Serginho
- Serginho with São Caetano

Personal information
- Full name: Paulo Sérgio Oliveira da Silva
- Date of birth: 19 October 1974
- Place of birth: Vitória, Brazil
- Date of death: 27 October 2004 (aged 30)
- Place of death: São Paulo, Brazil
- Height: 1.82 m (6 ft 0 in)
- Position: Defender

Senior career*
- Years: Team / Apps / (Gls)
- 1995: Patrocinense
- 1995–1996: Social (MG)
- 1996: Democrata-GV
- 1996: Mogi Mirim
- 1997–1998: Social (MG)
- 1998: Ipatinga
- 1999: Araçatuba
- 1999–2004: São Caetano

= Serginho (footballer, born 1974) =

Brazilian footballer

Paulo Sérgio Oliveira da Silva (19 October 1974 – 27 October 2004), better known as Serginho, was a Brazilian footballer who played as a defender.

== Career ==
Serginho started his career in the town of Coronel Fabriciano, Minas Gerais state, Brazil. He played for São Caetano as a defender.

With São Caetano, Serginho won the 2nd division of Campeonato Paulista in 2000, and the first division in 2004, and was runner-up in two Campeonatos Brasileiros and one Copa Libertadores.

== Death ==
On 27 October 2004, Serginho collapsed during a Campeonato Brasileiro match between his team, São Caetano, and São Paulo, after suffering a fatal cardiac arrest around the 60th minute of play. After 15 minutes of resuscitation, he was rushed to Sao Luis Hospital, in Sao Paulo city. He was pronounced dead shortly after. A subsequent autopsy revealed that Serginho's heart weighed approximately 600 grams—about twice the size of an average adult male heart, a condition known as cardiomegaly.

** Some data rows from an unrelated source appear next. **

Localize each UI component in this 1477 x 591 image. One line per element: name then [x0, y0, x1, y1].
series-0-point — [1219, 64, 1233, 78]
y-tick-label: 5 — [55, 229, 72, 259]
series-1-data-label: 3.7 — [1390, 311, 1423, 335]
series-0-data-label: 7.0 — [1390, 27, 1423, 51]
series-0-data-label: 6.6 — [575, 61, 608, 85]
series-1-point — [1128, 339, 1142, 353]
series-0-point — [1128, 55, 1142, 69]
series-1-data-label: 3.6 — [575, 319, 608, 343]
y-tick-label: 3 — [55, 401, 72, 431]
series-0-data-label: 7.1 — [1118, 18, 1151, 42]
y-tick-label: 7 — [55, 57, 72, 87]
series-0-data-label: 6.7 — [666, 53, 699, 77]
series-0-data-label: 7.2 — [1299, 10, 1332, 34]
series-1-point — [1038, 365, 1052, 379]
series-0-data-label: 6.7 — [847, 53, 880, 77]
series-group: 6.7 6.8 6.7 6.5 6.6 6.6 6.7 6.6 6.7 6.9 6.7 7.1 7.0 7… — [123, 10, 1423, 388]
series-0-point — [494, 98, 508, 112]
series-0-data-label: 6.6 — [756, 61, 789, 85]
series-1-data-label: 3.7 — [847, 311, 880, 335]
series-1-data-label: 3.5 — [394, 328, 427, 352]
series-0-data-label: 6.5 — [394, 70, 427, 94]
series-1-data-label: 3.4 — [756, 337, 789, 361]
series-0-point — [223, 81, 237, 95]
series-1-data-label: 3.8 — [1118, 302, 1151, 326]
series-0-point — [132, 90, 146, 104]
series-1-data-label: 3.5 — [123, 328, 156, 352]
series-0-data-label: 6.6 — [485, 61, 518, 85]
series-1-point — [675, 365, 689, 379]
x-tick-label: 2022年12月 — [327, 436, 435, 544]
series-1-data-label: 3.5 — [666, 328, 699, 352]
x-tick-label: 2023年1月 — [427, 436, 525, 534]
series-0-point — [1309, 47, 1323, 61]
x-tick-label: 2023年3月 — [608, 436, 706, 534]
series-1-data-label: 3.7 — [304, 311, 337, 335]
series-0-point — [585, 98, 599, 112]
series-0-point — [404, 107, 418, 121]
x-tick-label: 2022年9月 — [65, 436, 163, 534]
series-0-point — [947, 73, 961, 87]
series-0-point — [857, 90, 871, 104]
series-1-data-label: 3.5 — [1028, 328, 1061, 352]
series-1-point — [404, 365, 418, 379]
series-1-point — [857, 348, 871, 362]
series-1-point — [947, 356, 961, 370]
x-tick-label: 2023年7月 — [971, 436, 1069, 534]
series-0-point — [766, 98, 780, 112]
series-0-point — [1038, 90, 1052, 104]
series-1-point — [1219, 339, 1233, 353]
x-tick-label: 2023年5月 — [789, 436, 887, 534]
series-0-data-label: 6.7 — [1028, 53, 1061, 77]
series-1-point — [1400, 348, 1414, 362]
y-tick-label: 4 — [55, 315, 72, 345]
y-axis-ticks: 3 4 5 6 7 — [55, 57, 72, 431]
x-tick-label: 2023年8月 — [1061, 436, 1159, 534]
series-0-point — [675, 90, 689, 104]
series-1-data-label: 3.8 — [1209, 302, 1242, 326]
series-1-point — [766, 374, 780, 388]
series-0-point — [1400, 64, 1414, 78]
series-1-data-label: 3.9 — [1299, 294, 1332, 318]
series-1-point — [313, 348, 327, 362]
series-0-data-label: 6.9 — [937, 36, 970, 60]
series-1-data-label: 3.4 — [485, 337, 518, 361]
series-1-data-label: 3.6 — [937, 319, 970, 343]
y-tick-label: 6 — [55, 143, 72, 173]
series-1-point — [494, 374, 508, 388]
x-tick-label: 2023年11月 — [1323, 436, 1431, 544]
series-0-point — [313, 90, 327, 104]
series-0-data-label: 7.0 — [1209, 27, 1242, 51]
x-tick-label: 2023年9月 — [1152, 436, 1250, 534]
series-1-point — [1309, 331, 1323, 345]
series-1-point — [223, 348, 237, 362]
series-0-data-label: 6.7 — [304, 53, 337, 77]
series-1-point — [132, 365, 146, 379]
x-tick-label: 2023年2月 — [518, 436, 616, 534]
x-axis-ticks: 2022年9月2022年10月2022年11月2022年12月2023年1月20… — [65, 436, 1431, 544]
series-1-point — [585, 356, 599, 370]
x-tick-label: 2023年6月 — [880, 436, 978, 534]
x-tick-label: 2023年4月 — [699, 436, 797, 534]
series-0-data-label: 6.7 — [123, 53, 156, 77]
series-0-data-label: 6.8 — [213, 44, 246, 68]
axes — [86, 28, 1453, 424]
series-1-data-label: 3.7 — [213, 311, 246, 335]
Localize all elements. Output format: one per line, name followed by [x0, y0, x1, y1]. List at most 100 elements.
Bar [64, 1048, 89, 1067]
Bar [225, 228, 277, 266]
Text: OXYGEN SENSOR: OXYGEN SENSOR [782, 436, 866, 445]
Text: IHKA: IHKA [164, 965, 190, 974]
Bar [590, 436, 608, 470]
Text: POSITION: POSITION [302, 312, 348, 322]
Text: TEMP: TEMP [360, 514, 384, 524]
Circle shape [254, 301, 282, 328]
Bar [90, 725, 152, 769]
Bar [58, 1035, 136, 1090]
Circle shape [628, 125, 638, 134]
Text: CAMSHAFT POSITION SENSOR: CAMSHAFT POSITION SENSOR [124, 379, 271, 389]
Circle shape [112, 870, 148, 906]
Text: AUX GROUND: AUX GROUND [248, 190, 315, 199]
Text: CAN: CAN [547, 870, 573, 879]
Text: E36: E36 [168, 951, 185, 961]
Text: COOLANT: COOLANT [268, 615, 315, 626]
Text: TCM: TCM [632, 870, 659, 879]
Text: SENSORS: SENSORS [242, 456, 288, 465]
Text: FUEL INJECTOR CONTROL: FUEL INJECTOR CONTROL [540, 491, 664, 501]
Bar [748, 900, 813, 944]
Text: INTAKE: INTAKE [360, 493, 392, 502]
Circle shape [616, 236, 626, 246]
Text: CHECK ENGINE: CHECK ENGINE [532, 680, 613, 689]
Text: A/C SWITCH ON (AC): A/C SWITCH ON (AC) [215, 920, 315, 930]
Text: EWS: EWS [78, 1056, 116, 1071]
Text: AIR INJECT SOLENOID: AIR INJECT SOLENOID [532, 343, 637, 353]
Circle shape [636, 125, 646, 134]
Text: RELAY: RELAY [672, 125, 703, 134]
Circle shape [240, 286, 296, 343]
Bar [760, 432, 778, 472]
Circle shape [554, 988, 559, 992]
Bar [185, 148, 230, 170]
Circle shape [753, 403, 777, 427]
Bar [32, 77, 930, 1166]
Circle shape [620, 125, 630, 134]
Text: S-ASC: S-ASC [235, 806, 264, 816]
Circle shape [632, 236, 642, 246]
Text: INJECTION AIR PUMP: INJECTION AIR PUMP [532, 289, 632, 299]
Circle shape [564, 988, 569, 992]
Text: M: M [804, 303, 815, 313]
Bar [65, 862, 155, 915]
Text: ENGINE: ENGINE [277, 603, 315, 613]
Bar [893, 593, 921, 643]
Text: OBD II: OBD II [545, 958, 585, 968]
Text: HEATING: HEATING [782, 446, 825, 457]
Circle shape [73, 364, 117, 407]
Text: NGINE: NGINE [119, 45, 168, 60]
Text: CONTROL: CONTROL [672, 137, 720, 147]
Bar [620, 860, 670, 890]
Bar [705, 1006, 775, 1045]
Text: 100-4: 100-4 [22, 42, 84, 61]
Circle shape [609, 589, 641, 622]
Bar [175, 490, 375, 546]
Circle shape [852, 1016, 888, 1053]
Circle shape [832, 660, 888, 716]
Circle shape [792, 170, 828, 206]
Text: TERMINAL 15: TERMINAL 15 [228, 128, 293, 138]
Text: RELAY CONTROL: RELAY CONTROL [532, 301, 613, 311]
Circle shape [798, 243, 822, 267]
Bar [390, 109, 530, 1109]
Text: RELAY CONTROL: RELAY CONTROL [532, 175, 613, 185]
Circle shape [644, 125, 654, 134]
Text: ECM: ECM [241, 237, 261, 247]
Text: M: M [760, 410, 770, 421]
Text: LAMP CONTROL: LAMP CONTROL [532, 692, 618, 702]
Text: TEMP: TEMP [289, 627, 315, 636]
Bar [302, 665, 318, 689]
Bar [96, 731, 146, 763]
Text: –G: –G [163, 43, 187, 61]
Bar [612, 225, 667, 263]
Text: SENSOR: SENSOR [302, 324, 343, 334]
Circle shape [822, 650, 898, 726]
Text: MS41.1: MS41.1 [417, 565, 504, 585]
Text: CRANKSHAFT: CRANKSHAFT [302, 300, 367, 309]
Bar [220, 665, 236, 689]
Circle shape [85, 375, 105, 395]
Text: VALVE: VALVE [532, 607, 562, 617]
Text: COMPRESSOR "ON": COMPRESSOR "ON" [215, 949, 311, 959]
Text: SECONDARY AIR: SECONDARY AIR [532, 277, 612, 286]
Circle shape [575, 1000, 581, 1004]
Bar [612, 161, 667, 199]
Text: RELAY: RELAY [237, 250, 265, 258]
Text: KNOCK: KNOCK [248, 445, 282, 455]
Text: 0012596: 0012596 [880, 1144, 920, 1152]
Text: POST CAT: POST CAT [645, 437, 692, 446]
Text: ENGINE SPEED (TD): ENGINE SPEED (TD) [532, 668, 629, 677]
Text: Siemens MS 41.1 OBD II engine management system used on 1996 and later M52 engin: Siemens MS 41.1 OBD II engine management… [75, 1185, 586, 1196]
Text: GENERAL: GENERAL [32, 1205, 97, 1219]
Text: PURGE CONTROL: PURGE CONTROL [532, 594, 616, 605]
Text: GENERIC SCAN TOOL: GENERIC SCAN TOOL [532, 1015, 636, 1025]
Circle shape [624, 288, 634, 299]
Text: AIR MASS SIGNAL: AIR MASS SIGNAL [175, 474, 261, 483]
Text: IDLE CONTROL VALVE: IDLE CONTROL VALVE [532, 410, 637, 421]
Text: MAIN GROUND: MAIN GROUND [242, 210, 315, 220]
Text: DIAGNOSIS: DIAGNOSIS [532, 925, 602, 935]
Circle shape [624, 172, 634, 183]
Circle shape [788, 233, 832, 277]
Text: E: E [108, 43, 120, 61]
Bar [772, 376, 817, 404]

Following an official investigation, São Caetano was found to have allowed Serginho to play despite prior knowledge of his heart condition, which had been identified during pre-season medical examinations. As a result, the club was penalized with a 24-point deduction. Despite this severe sanction, São Caetano managed to avoid relegation that season.